Rebecca Silverman of Anime News Network praised the first volume's setup, characters, and artwork, though she found the opening chapter "fairly weak" and noted some plot devices were underutilized. She highlighted its "other-worldly feel", humor, and engaging use of Shinto mythology, calling it "one of those books that reads faster than you expect". Ross Locksley of UK Anime Network compared the first chapter unfavorably to Rumiko Takahashi's Rin-ne and Clamp's xxxHolic, though his opinion improved after the third chapter. He likened Adachitoka's art to Takeshi Obata's work in Death Note, concluding that the volume was "an uneven start for Noragami, but overall a positive one."

Matthew Warner of The Fandom Post commended the story and artwork, particularly praising the backgrounds as the standout visual element. He noted its "nice bit of Japanese folklore" and likable protagonists, calling the first volume "a solid start." Similarly, Danica Davidson of Otaku USA described it as "a cute start with a nice mixture of supernatural and fun."

===Anime===
Theron Martin of Anime News Network praised the series' story, visuals, and balance of comedy and drama, though he criticized the final three episodes as "anticlimactic". He drew comparisons to Beyond the Boundary and noted thematic parallels between the God/Regalia dynamic and the Meister/Weapon relationship in Soul Eater, while emphasizing their fundamental differences.
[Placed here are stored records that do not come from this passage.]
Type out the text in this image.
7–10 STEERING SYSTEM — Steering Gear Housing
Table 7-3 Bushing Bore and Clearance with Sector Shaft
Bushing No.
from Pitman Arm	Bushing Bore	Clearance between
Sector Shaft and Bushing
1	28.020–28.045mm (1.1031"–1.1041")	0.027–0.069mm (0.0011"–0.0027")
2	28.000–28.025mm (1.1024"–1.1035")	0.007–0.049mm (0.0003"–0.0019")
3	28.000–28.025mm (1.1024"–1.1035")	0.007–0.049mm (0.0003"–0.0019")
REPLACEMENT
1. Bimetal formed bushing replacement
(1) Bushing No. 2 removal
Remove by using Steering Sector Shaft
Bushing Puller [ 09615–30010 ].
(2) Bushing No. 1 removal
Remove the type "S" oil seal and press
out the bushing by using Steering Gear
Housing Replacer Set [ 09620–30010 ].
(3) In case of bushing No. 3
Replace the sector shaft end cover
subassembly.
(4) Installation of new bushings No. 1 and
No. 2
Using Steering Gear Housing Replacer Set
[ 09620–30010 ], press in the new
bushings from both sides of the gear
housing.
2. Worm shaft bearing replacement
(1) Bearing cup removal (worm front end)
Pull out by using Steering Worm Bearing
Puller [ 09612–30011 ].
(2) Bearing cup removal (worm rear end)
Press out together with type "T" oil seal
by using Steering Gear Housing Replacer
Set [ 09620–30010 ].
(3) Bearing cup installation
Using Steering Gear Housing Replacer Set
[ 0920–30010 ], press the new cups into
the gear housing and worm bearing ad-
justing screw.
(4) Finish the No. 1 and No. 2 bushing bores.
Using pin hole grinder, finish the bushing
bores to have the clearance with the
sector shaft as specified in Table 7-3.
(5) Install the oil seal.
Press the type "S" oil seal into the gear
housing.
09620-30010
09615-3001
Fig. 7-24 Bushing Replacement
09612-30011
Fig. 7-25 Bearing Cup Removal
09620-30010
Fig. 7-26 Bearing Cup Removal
Martin concluded that while Noragami excels at its best, it "tapers off too much at the end and rushes its last arc." Gabriella Ekens, writing for the same website, highlighted the series' worldbuilding and characters, calling Yato one of the main reasons why the series works. She described it as a blend of shōnen and shōjo elements, positioning it between shrine-focused stories like Gingitsune and Kamisama Kiss and supernatural action titles like Bleach, while also noting similarities to Inuyasha and Soul Eater. Ekens praised it as "solid, all-around, well-constructed entertainment" with broad appeal.
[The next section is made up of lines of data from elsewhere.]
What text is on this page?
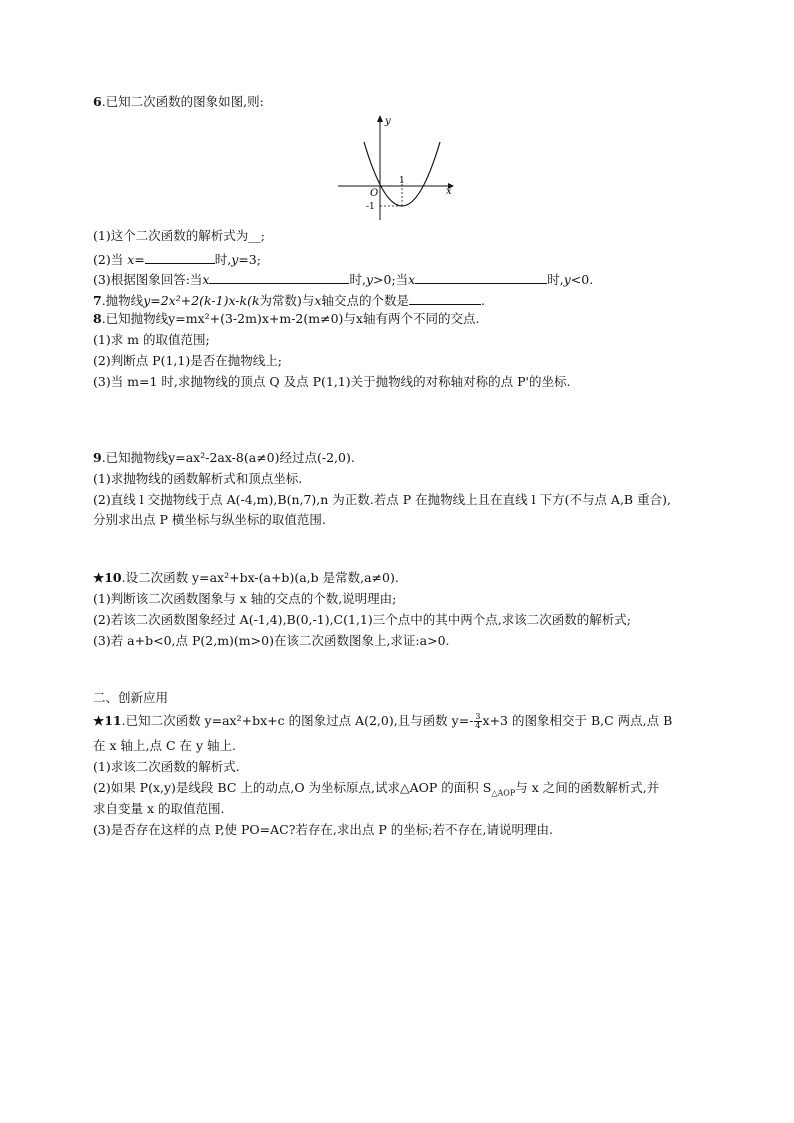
6.已知二次函数的图象如图,则:
y
x
O
1
-1
(1)这个二次函数的解析式为__;
(2)当 x=	时,y=3;
(3)根据图象回答:当x	时,y>0;当x	时,y<0.
7.抛物线y=2x²+2(k-1)x-k(k为常数)与x轴交点的个数是	.
8.已知抛物线y=mx²+(3-2m)x+m-2(m≠0)与x轴有两个不同的交点.
(1)求 m 的取值范围;
(2)判断点 P(1,1)是否在抛物线上;
(3)当 m=1 时,求抛物线的顶点 Q 及点 P(1,1)关于抛物线的对称轴对称的点 P'的坐标.
9.已知抛物线y=ax²-2ax-8(a≠0)经过点(-2,0).
(1)求抛物线的函数解析式和顶点坐标.
(2)直线 l 交抛物线于点 A(-4,m),B(n,7),n 为正数.若点 P 在抛物线上且在直线 l 下方(不与点 A,B 重合),
分别求出点 P 横坐标与纵坐标的取值范围.
★10.设二次函数 y=ax²+bx-(a+b)(a,b 是常数,a≠0).
(1)判断该二次函数图象与 x 轴的交点的个数,说明理由;
(2)若该二次函数图象经过 A(-1,4),B(0,-1),C(1,1)三个点中的其中两个点,求该二次函数的解析式;
(3)若 a+b<0,点 P(2,m)(m>0)在该二次函数图象上,求证:a>0.
二、创新应用
★11.已知二次函数 y=ax²+bx+c 的图象过点 A(2,0),且与函数 $y=- \frac{3}{4} x+3$ 的图象相交于 B,C 两点,点 B
在 x 轴上,点 C 在 y 轴上.
(1)求该二次函数的解析式.
(2)如果 P(x,y)是线段 BC 上的动点,O 为坐标原点,试求△AOP 的面积 $S_{\triangle AOP}$与 x 之间的函数解析式,并
求自变量 x 的取值范围.
(3)是否存在这样的点 P,使 PO=AC?若存在,求出点 P 的坐标;若不存在,请说明理由.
Chris Beveridge of The Fandom Post lauded studio Bones' adaptation, particularly its worldbuilding and action choreography, which he felt elevated the source material. He called the series "an appealing show that knows how to work its magic", praising its strong presentation. Sheena McNeil of Sequential Tart commended its natural blend of drama, humor, and emotional depth, calling it "a powerful anime" with lasting impact. Kyle Mills of DVD Talk praised the characters and humor, noting its lighthearted tone despite occasional dramatic beats. While critical of the arc-based structure and underdeveloped antagonist, he deemed it "immensely entertaining" with rich worldbuilding and well-developed characters.

IGN included Noragami among the best anime series of the 2010s.